Prepare data before generating predictions

Completed

Whenever you apply a model to new data, the most important thing is to ensure that the schema of the input data aligns with the model's expectations of the input data.

More specifically, you need to verify that the data types of the input columns are the same as defined in the model's signature. First, let's get the data you want to generate predictions on.

Work with data in Delta tables

To apply a model on new data in Microsoft Fabric, you should store the new data as a Delta table in a lakehouse.

Tip

Learn more about how to ingest data into a Microsoft Fabric lakehouse.

You can store a PySpark dataframe df as a Delta lake new_table in a lakehouse by using the following code:

df.write.format("delta").save(f"Tables/new_table")

When you want to read data from a Delta table, you can use the following code:

df = spark.read.format("delta").load(f"Tables/new_table")

Understand data types in the model's signature

When you track a machine learning model and define the signature in the MLmodel file, you have two options to describe the expected inputs and outputs of a model. A model's signature can be:

  • Column-based - ideal for tabular data that is organized by columns.
  • Tensor-based - ideal for input data that you want to pass as arrays, like images.

In Microsoft Fabric, you're likely to work with tabular data, which is why it's more common to work with column-based signatures. Having column-based signatures makes it easier to align the actual input columns with the model's expected input columns.

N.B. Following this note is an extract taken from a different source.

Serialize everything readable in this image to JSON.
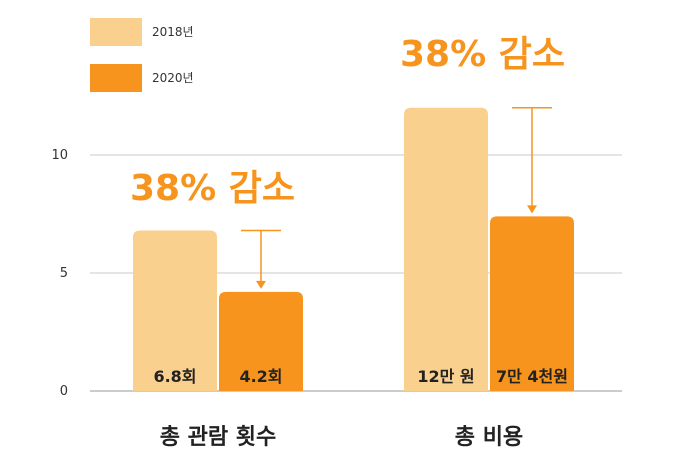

When you define the model's signature, you need to use MLflow data types to specify the schema of the data. The most commonly used data types are:

  • Boolean: Logical data (True or False)
  • Datetime: 64b datetime data (for example 2023-10-23 14:30:00).
  • Double: 64b floating point numbers (for example 3.14159265359).
  • Float: 32b floating point numbers (for example 3.14).
  • Integer: 32b signed integer numbers (for example 42).
  • Long: 64b signed integer numbers (for example 1234567890).
  • String: Text data (for example Amsterdam).

Set the data types of the input data

After ingesting the data into a Delta lake and understanding the model's signature, you need to ensure that the data types of the data are compatible with the model's expected input.

You can work with your data in a notebook to verify that the data types of each column are as expected and make changes if necessary.

To list the data types of each column of a dataframe df, use the following code:

df.dtypes

If you want to change the data type of a specific column, you can use the following code:

from pyspark.sql.types import IntegerType, DoubleType

df = df.withColumn("S1", df["S1"].cast(IntegerType()))
df = df.withColumn("S2", df["S2"].cast(DoubleType()))

When you've set the data types of the input data to align with the model's expected inputs, you can save the data to a new Delta table. The new table is now ready to be used to generate batch predictions.